Lakers

MILWAUKEE — The older, slower, stumbling Lakers were playing on the second night of a back-to-back, so the outcome was practically predetermined.


What were not expected were dual injuries to their aging backcourt, Steve Nash unable to finish the game and Kobe Bryant limping through the locker room after a 113-103 loss Thursday to the Milwaukee Bucks.

Bryant was bothered by a bone spur in his left foot, Nash sidelined by what he called a hip spasm.

BOX SCORE: Bucks 113, Lakers 103

Bryant will be evaluated by doctors in Sacramento when the Lakers arrive there Friday, a day before they play the Kings to complete a four-game trip.

He was icing the foot on the bench in the fourth quarter and reentered with 6:47 to play, finishing with 30 points on six-for-17 shooting. He did not talk to reporters immediately after the game but later told Yahoo Sports that the foot "inflamed on me" but "I'll be all right."

Unlike Bryant, Nash couldn't even stay on the court, leaving for good with 5:13 left in the third quarter.

"I got a spasm in my hip and a [sore] hamstring," Nash said, adding that he initially felt pain in the hip during the Lakers' loss Monday to Golden State.

Nash said he wanted to keep playing Thursday but Coach Mike D'Antoni and Lakers trainer Gary Vitti advised against it because it could "cause long-term damage."

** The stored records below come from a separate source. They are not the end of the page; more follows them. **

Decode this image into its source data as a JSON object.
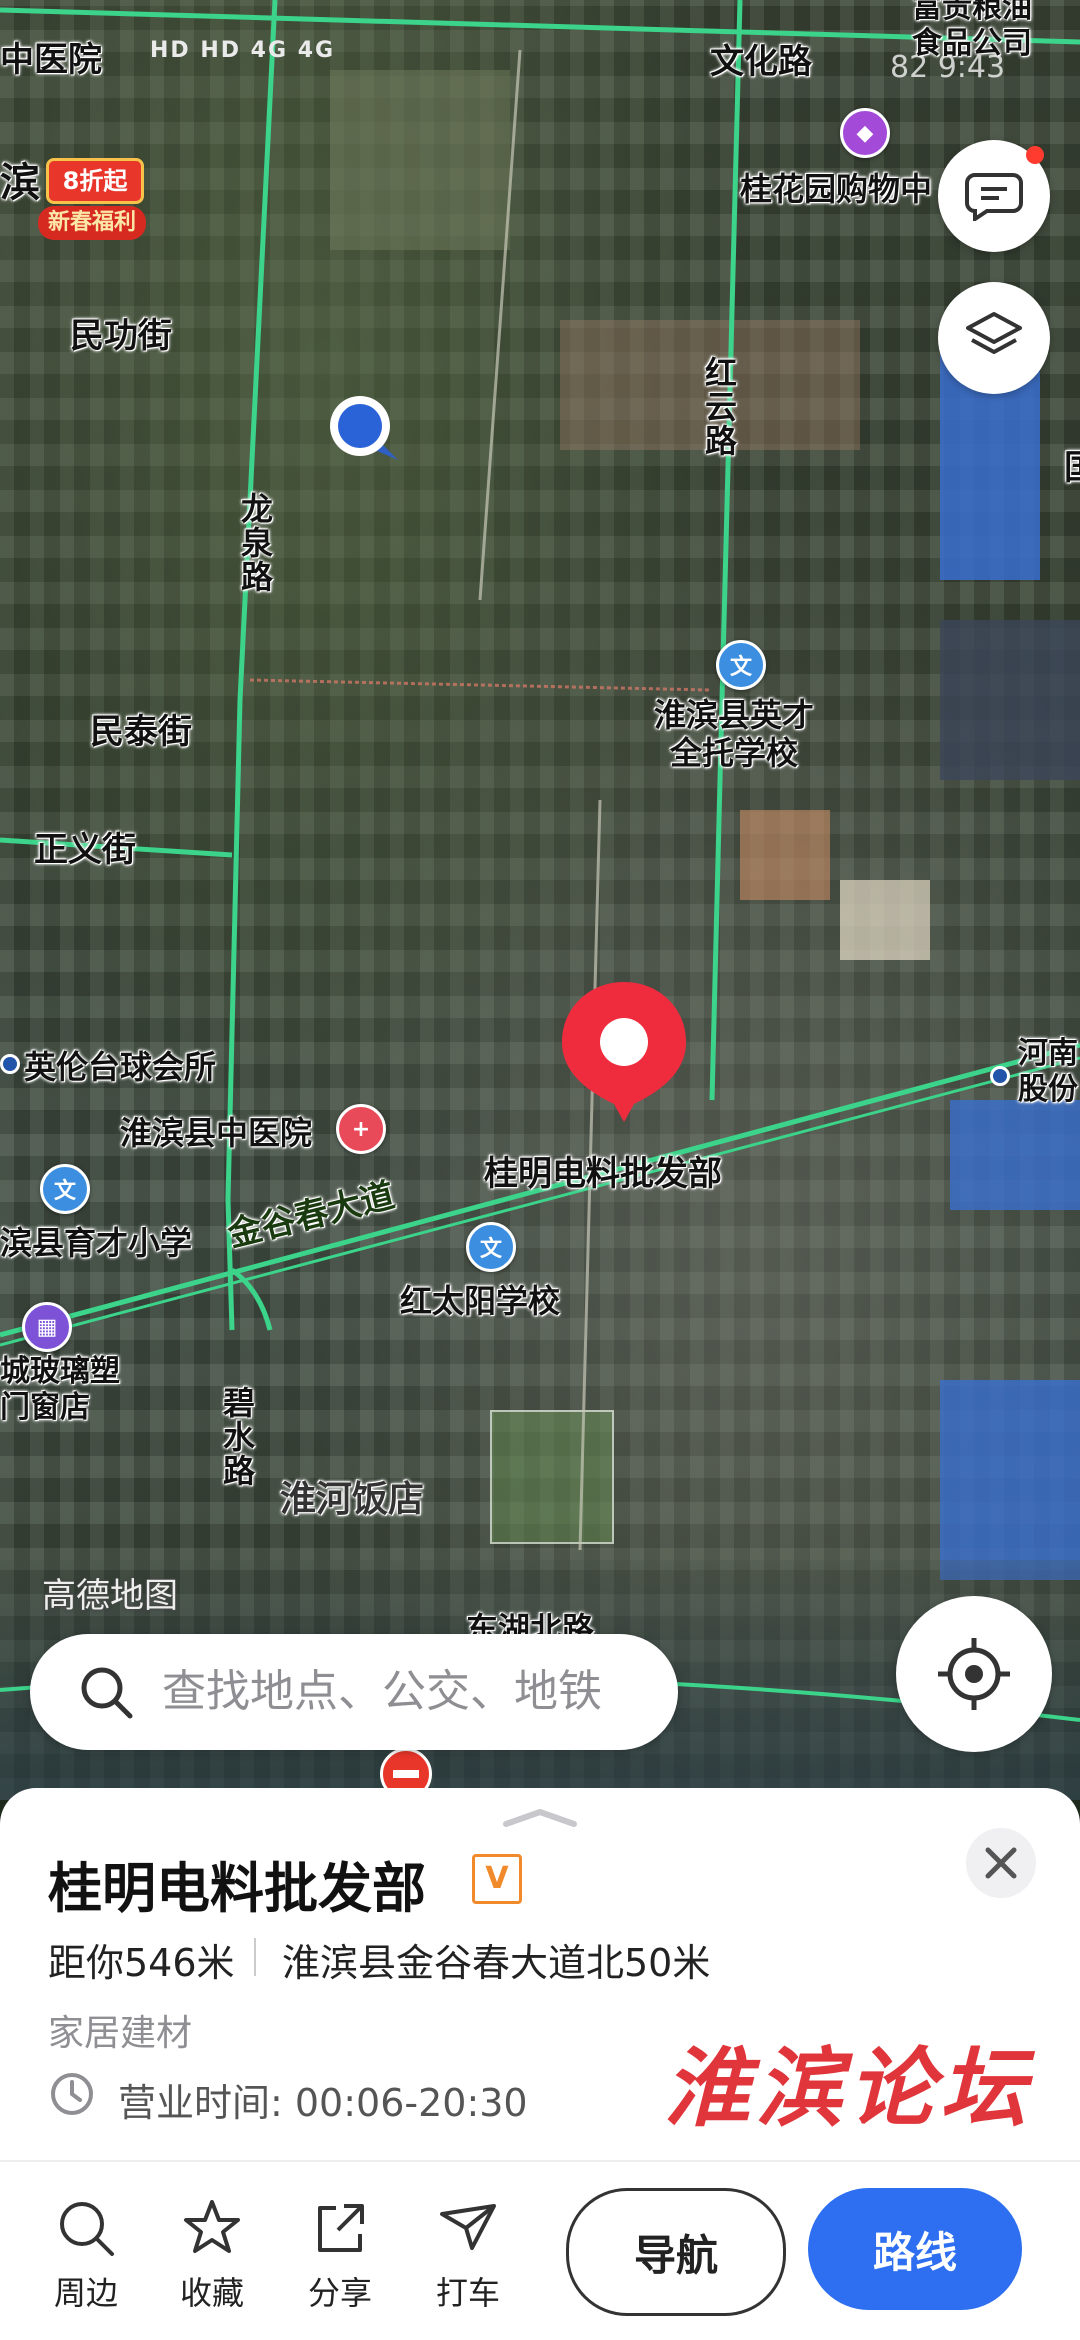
{
  "status_bar": {
    "left_text": "HD HD 4G 4G",
    "right_text": "82 9:43"
  },
  "map": {
    "promo_badge": {
      "top": "8折起",
      "bottom": "新春福利"
    },
    "watermark": "高德地图",
    "labels": {
      "hospital_top": "中医院",
      "wenhua_road": "文化路",
      "food_company": "富贵粮油\n食品公司",
      "guihua_mall": "桂花园购物中",
      "binxian_top": "滨",
      "minggong": "民功街",
      "hongyun": "红云路",
      "longquan": "龙泉路",
      "mintai": "民泰街",
      "yingcai": "淮滨县英才\n全托学校",
      "zhengyi": "正义街",
      "yinglun": "英伦台球会所",
      "hospital": "淮滨县中医院",
      "guiming_map": "桂明电料批发部",
      "jinguchun": "金谷春大道",
      "yucai": "滨县育才小学",
      "hongtaiyang": "红太阳学校",
      "glass": "城玻璃塑\n门窗店",
      "bishui": "碧水路",
      "huaihe_hotel": "淮河饭店",
      "donghu": "东湖北路",
      "henan": "河南\n股份",
      "right_edge": "国"
    }
  },
  "search": {
    "placeholder": "查找地点、公交、地铁"
  },
  "place_card": {
    "name": "桂明电料批发部",
    "badge": "V",
    "distance": "距你546米",
    "address": "淮滨县金谷春大道北50米",
    "category": "家居建材",
    "hours": "营业时间: 00:06-20:30",
    "watermark": "淮滨论坛"
  },
  "bottom_bar": {
    "nearby": "周边",
    "favorite": "收藏",
    "share": "分享",
    "taxi": "打车",
    "navigate": "导航",
    "route": "路线"
  },
  "colors": {
    "road_line": "#3bd48a",
    "primary_blue": "#2d6ff0",
    "pin_red": "#ef2c3e",
    "watermark_red": "#e0353a"
  }
}
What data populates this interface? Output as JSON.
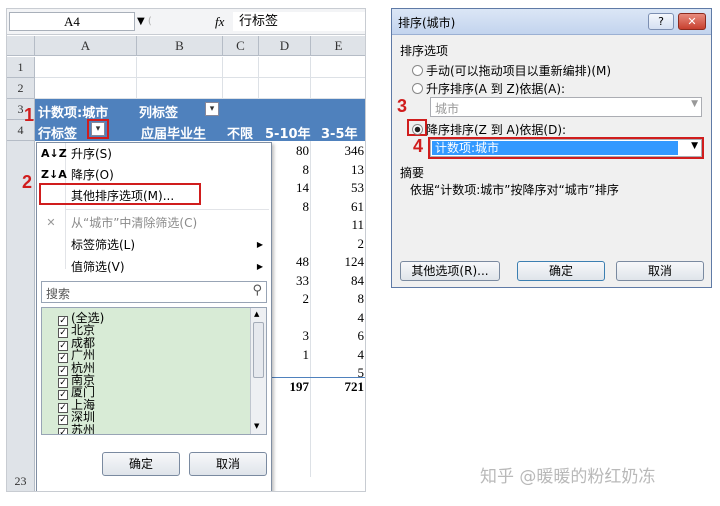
{
  "excel": {
    "name_box": "A4",
    "fx_label": "fx",
    "formula_value": "行标签",
    "columns": [
      "A",
      "B",
      "C",
      "D",
      "E"
    ],
    "rows": [
      "1",
      "2",
      "3",
      "4",
      "23"
    ],
    "pivot_header_row3": {
      "count_label": "计数项:城市",
      "col_labels": "列标签"
    },
    "pivot_header_row4": {
      "row_labels": "行标签",
      "b": "应届毕业生",
      "c": "不限",
      "d": "5-10年",
      "e": "3-5年"
    },
    "values_d": [
      "80",
      "8",
      "14",
      "8",
      "",
      "",
      "48",
      "33",
      "2",
      "",
      "3",
      "1",
      "",
      ""
    ],
    "values_e": [
      "346",
      "13",
      "53",
      "61",
      "11",
      "2",
      "124",
      "84",
      "8",
      "4",
      "6",
      "4",
      "5"
    ],
    "total_d": "197",
    "total_e": "721"
  },
  "filter_menu": {
    "items": [
      {
        "icon": "A↓Z",
        "label": "升序(S)"
      },
      {
        "icon": "Z↓A",
        "label": "降序(O)"
      },
      {
        "icon": "",
        "label": "其他排序选项(M)..."
      },
      {
        "icon": "",
        "label": "从“城市”中清除筛选(C)"
      },
      {
        "icon": "",
        "label": "标签筛选(L)"
      },
      {
        "icon": "",
        "label": "值筛选(V)"
      }
    ],
    "search_placeholder": "搜索",
    "list": [
      "(全选)",
      "北京",
      "成都",
      "广州",
      "杭州",
      "南京",
      "厦门",
      "上海",
      "深圳",
      "苏州"
    ],
    "ok": "确定",
    "cancel": "取消"
  },
  "sort_dialog": {
    "title": "排序(城市)",
    "section_options": "排序选项",
    "opt_manual": "手动(可以拖动项目以重新编排)(M)",
    "opt_asc": "升序排序(A 到 Z)依据(A):",
    "asc_field": "城市",
    "opt_desc": "降序排序(Z 到 A)依据(D):",
    "desc_field": "计数项:城市",
    "section_summary": "摘要",
    "summary_text": "依据“计数项:城市”按降序对“城市”排序",
    "btn_more": "其他选项(R)...",
    "btn_ok": "确定",
    "btn_cancel": "取消"
  },
  "step_labels": [
    "1",
    "2",
    "3",
    "4"
  ],
  "watermark": "知乎 @暖暖的粉红奶冻",
  "colors": {
    "pivot_blue": "#4f81bd",
    "red": "#d01d1d",
    "list_green": "#d8ebd6",
    "select_blue": "#3399ff"
  }
}
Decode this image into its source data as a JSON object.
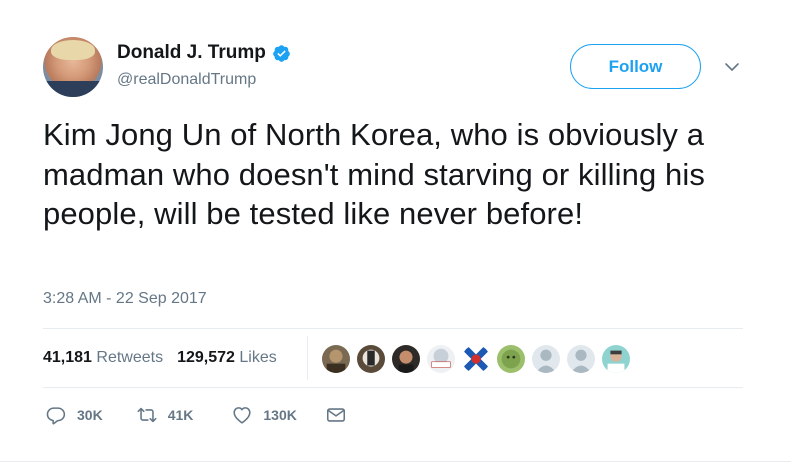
{
  "author": {
    "name": "Donald J. Trump",
    "handle": "@realDonaldTrump",
    "verified": true
  },
  "follow_button": {
    "label": "Follow"
  },
  "tweet": {
    "text": "Kim Jong Un of North Korea, who is obviously a madman who doesn't mind starving or killing his people, will be tested like never before!",
    "timestamp": "3:28 AM - 22 Sep 2017"
  },
  "stats": {
    "retweets_count": "41,181",
    "retweets_label": "Retweets",
    "likes_count": "129,572",
    "likes_label": "Likes"
  },
  "likers": [
    "liker-avatar",
    "liker-avatar",
    "liker-avatar",
    "liker-avatar",
    "liker-avatar",
    "liker-avatar",
    "liker-avatar",
    "liker-avatar",
    "liker-avatar"
  ],
  "actions": {
    "reply_count": "30K",
    "retweet_count": "41K",
    "like_count": "130K"
  },
  "colors": {
    "accent": "#1da1f2",
    "secondary_text": "#657786",
    "divider": "#e6ecf0"
  },
  "icons": [
    "verified-badge-icon",
    "chevron-down-icon",
    "reply-icon",
    "retweet-icon",
    "heart-icon",
    "message-icon"
  ]
}
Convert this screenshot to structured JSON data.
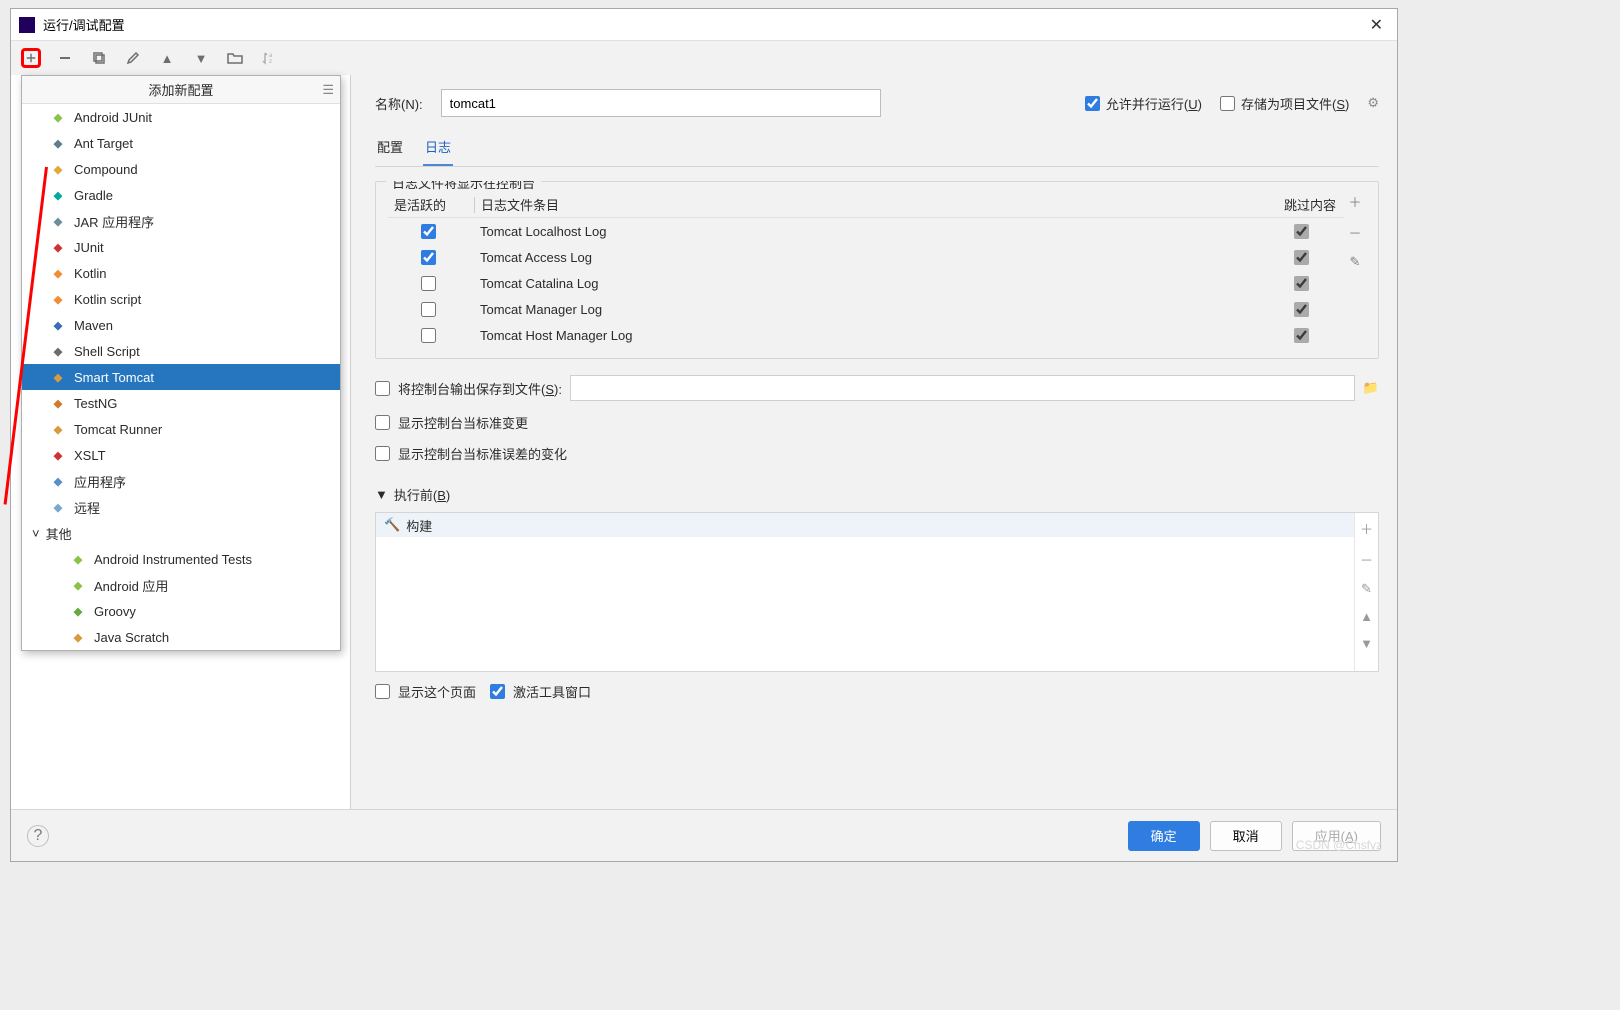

Nash, though, said he hoped to play Saturday.

Bryant recently missed two games because of a severe sprain in his left ankle. It is not related to the bone spur in that foot, a person familiar with the situation said.

Bone spurs and hip spasms, not what the Lakers (37-36) needed, not after their lead over Utah shrank to half a game for the eighth playoff spot in the Western Conference.

But it's not overly surprising for a $100-million payroll filled with older players, one of many realities as the Lakers teeter on the playoff precipice.

Another strange but telling truth emerged after another unfulfilled back-to-back set: The Lakers have never gone an entire season without sweeping one, but it might happen for the first time in their 65-year history.

The Lakers have only one more back-to-back — in less than two weeks against New Orleans and then at Portland, where they never seem to win.

Injuries and back-to-back impotence aside, the Lakers were stalled again by passive defense and too many turnovers.

They allowed 18 points in the first quarter but crumbled from there, the Bucks posting 35-29-31 the rest of the way. And this after the Lakers surrendered 71 second-half points the previous night in a near-loss to Minnesota.

What happened?

"I couldn't tell you," Dwight Howard said. "We were supposed to win games like this."